Kontras ‘Goffmanian View of Politeness’ dan ‘Gricean View of Politeness’ dan Implikasinya pada Studi Kesantunan Pragmatik Bahasa Indonesia
Abstract
Studi ihwal kesantunan berbahasa dalam perspektif pragmatik
sekarang ini dapat dikatakan tidak lagi merupakan persoalan
pragmatik baru, terlepas dari fakta bahwa sesungguhnya masih banyak
dimensi kesantunan berbahasa dalam perspektif pragmatik itu yang
belum terkuak dengan secara jelas.

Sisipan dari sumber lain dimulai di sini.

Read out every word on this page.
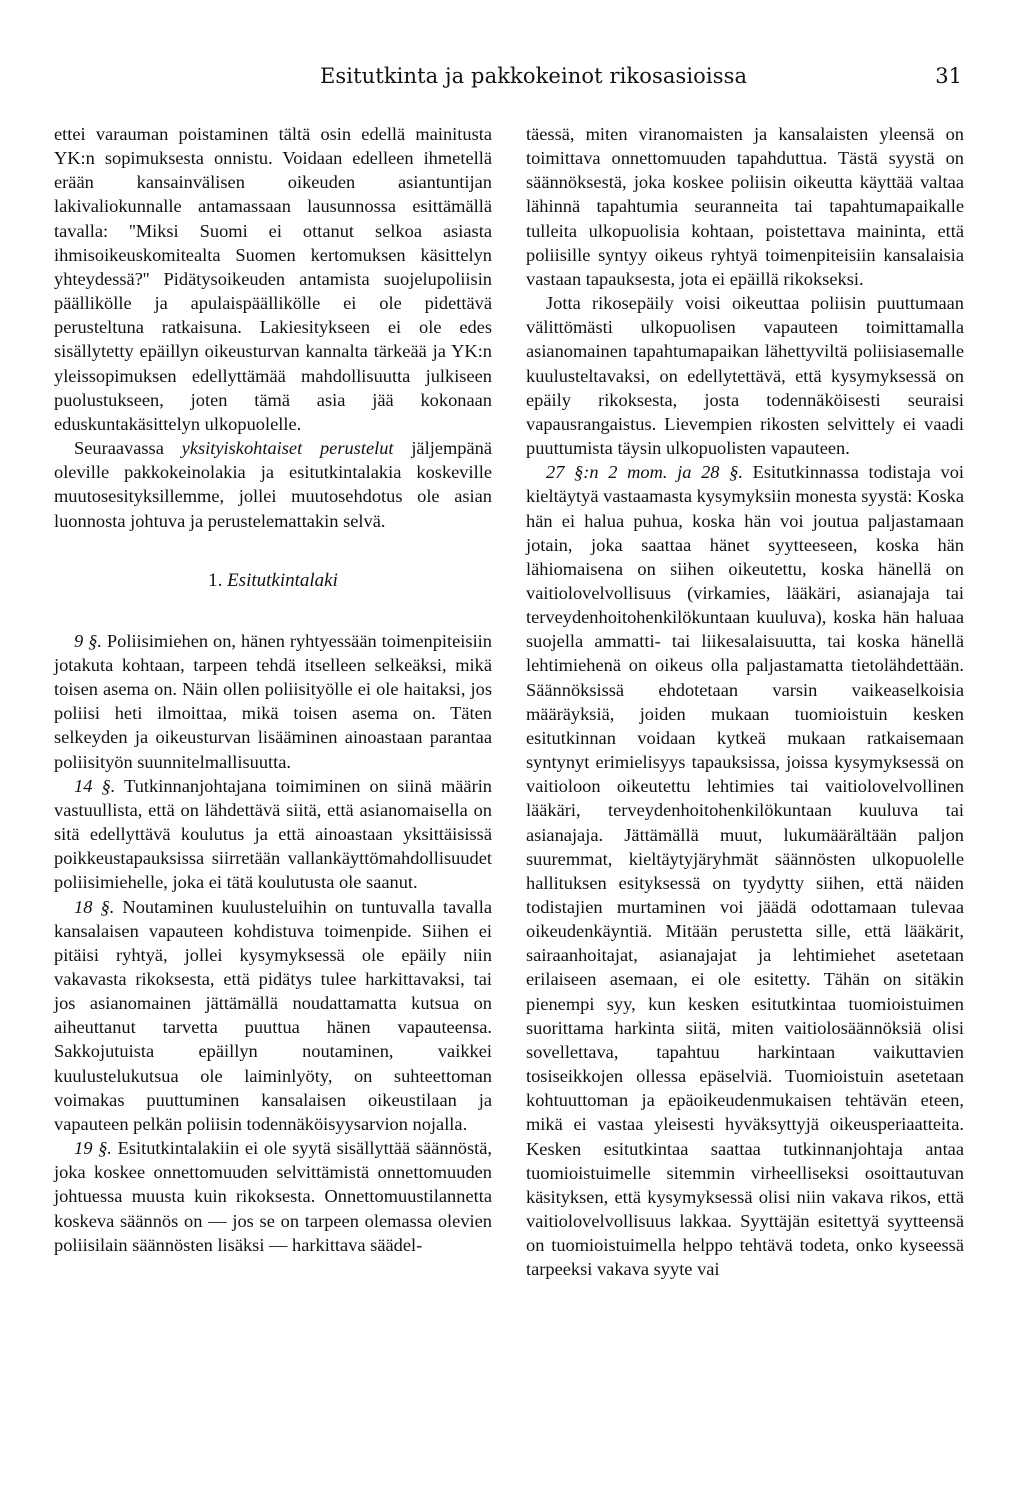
Esitutkinta ja pakkokeinot rikosasioissa	31

ettei varauman poistaminen tältä osin edellä mainitusta YK:n sopimuksesta onnistu. Voidaan edelleen ihmetellä erään kansainvälisen oikeuden asiantuntijan lakivaliokunnalle antamassaan lausunnossa esittämällä tavalla: ''Miksi Suomi ei ottanut selkoa asiasta ihmisoikeuskomitealta Suomen kertomuksen käsittelyn yhteydessä?'' Pidätysoikeuden antamista suojelupoliisin päällikölle ja apulaispäällikölle ei ole pidettävä perusteltuna ratkaisuna. Lakiesitykseen ei ole edes sisällytetty epäillyn oikeusturvan kannalta tärkeää ja YK:n yleissopimuksen edellyttämää mahdollisuutta julkiseen puolustukseen, joten tämä asia jää kokonaan eduskuntakäsittelyn ulkopuolelle.

Seuraavassa yksityiskohtaiset perustelut jäljempänä oleville pakkokeinolakia ja esitutkintalakia koskeville muutosesityksillemme, jollei muutosehdotus ole asian luonnosta johtuva ja perustelemattakin selvä.

1. Esitutkintalaki

9 §. Poliisimiehen on, hänen ryhtyessään toimenpiteisiin jotakuta kohtaan, tarpeen tehdä itselleen selkeäksi, mikä toisen asema on. Näin ollen poliisityölle ei ole haitaksi, jos poliisi heti ilmoittaa, mikä toisen asema on. Täten selkeyden ja oikeusturvan lisääminen ainoastaan parantaa poliisityön suunnitelmallisuutta.

14 §. Tutkinnanjohtajana toimiminen on siinä määrin vastuullista, että on lähdettävä siitä, että asianomaisella on sitä edellyttävä koulutus ja että ainoastaan yksittäisissä poikkeustapauksissa siirretään vallankäyttömahdollisuudet poliisimiehelle, joka ei tätä koulutusta ole saanut.

18 §. Noutaminen kuulusteluihin on tuntuvalla tavalla kansalaisen vapauteen kohdistuva toimenpide. Siihen ei pitäisi ryhtyä, jollei kysymyksessä ole epäily niin vakavasta rikoksesta, että pidätys tulee harkittavaksi, tai jos asianomainen jättämällä noudattamatta kutsua on aiheuttanut tarvetta puuttua hänen vapauteensa. Sakkojutuista epäillyn noutaminen, vaikkei kuulustelukutsua ole laiminlyöty, on suhteettoman voimakas puuttuminen kansalaisen oikeustilaan ja vapauteen pelkän poliisin todennäköisyysarvion nojalla.

19 §. Esitutkintalakiin ei ole syytä sisällyttää säännöstä, joka koskee onnettomuuden selvittämistä onnettomuuden johtuessa muusta kuin rikoksesta. Onnettomuustilannetta koskeva säännös on — jos se on tarpeen olemassa olevien poliisilain säännösten lisäksi — harkittava säädel-

täessä, miten viranomaisten ja kansalaisten yleensä on toimittava onnettomuuden tapahduttua. Tästä syystä on säännöksestä, joka koskee poliisin oikeutta käyttää valtaa lähinnä tapahtumia seuranneita tai tapahtumapaikalle tulleita ulkopuolisia kohtaan, poistettava maininta, että poliisille syntyy oikeus ryhtyä toimenpiteisiin kansalaisia vastaan tapauksesta, jota ei epäillä rikokseksi.

Jotta rikosepäily voisi oikeuttaa poliisin puuttumaan välittömästi ulkopuolisen vapauteen toimittamalla asianomainen tapahtumapaikan lähettyviltä poliisiasemalle kuulusteltavaksi, on edellytettävä, että kysymyksessä on epäily rikoksesta, josta todennäköisesti seuraisi vapausrangaistus. Lievempien rikosten selvittely ei vaadi puuttumista täysin ulkopuolisten vapauteen.

27 §:n 2 mom. ja 28 §. Esitutkinnassa todistaja voi kieltäytyä vastaamasta kysymyksiin monesta syystä: Koska hän ei halua puhua, koska hän voi joutua paljastamaan jotain, joka saattaa hänet syytteeseen, koska hän lähiomaisena on siihen oikeutettu, koska hänellä on vaitiolovelvollisuus (virkamies, lääkäri, asianajaja tai terveydenhoitohenkilökuntaan kuuluva), koska hän haluaa suojella ammatti- tai liikesalaisuutta, tai koska hänellä lehtimiehenä on oikeus olla paljastamatta tietolähdettään. Säännöksissä ehdotetaan varsin vaikeaselkoisia määräyksiä, joiden mukaan tuomioistuin kesken esitutkinnan voidaan kytkeä mukaan ratkaisemaan syntynyt erimielisyys tapauksissa, joissa kysymyksessä on vaitioloon oikeutettu lehtimies tai vaitiolovelvollinen lääkäri, terveydenhoitohenkilökuntaan kuuluva tai asianajaja. Jättämällä muut, lukumäärältään paljon suuremmat, kieltäytyjäryhmät säännösten ulkopuolelle hallituksen esityksessä on tyydytty siihen, että näiden todistajien murtaminen voi jäädä odottamaan tulevaa oikeudenkäyntiä. Mitään perustetta sille, että lääkärit, sairaanhoitajat, asianajajat ja lehtimiehet asetetaan erilaiseen asemaan, ei ole esitetty. Tähän on sitäkin pienempi syy, kun kesken esitutkintaa tuomioistuimen suorittama harkinta siitä, miten vaitiolosäännöksiä olisi sovellettava, tapahtuu harkintaan vaikuttavien tosiseikkojen ollessa epäselviä. Tuomioistuin asetetaan kohtuuttoman ja epäoikeudenmukaisen tehtävän eteen, mikä ei vastaa yleisesti hyväksyttyjä oikeusperiaatteita. Kesken esitutkintaa saattaa tutkinnanjohtaja antaa tuomioistuimelle sitemmin virheelliseksi osoittautuvan käsityksen, että kysymyksessä olisi niin vakava rikos, että vaitiolovelvollisuus lakkaa. Syyttäjän esitettyä syytteensä on tuomioistuimella helppo tehtävä todeta, onko kyseessä tarpeeksi vakava syyte vai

Dari sumber yang dapat penulis
jangkau, di dalam lingkup internasional, studi kesantunan berbahasa
semakin meroket sejak Fraser (1990) menjabarkan empat pandangan
kesantunan, yakni (1) kesantunan berbasis norma kemasyarakatan (the
social-norm view), (2) kesantunan berbasis maksim percakapan (the
conversational-maxim view), (3) kesantunan berbasis konsep
penyelamatan muka (the face-saving view), dan (4) kesantunan berbasis
kontrak percakapan (the conversational-contract view) (bdk. Bousfield and
Locher, 2008:1). Sekalipun studi ihwal kesantunan berbahasa dalam
perspektif tertentu sesungguhnya sejak tahun 1920-an sudah mulai
dilakukan di sejumlah negara Eropa (bdk. Prayitno, 2011), misalnya
saja di Perancis, Inggris, Jerman, tetapi secara amat signifikan,
perkembangan pesat studi kesantunan dalam berbahasa itu baru bermula dengan kehadiran konsep Fraser tersebut. (bdk. Rahardi,
2005; 2009)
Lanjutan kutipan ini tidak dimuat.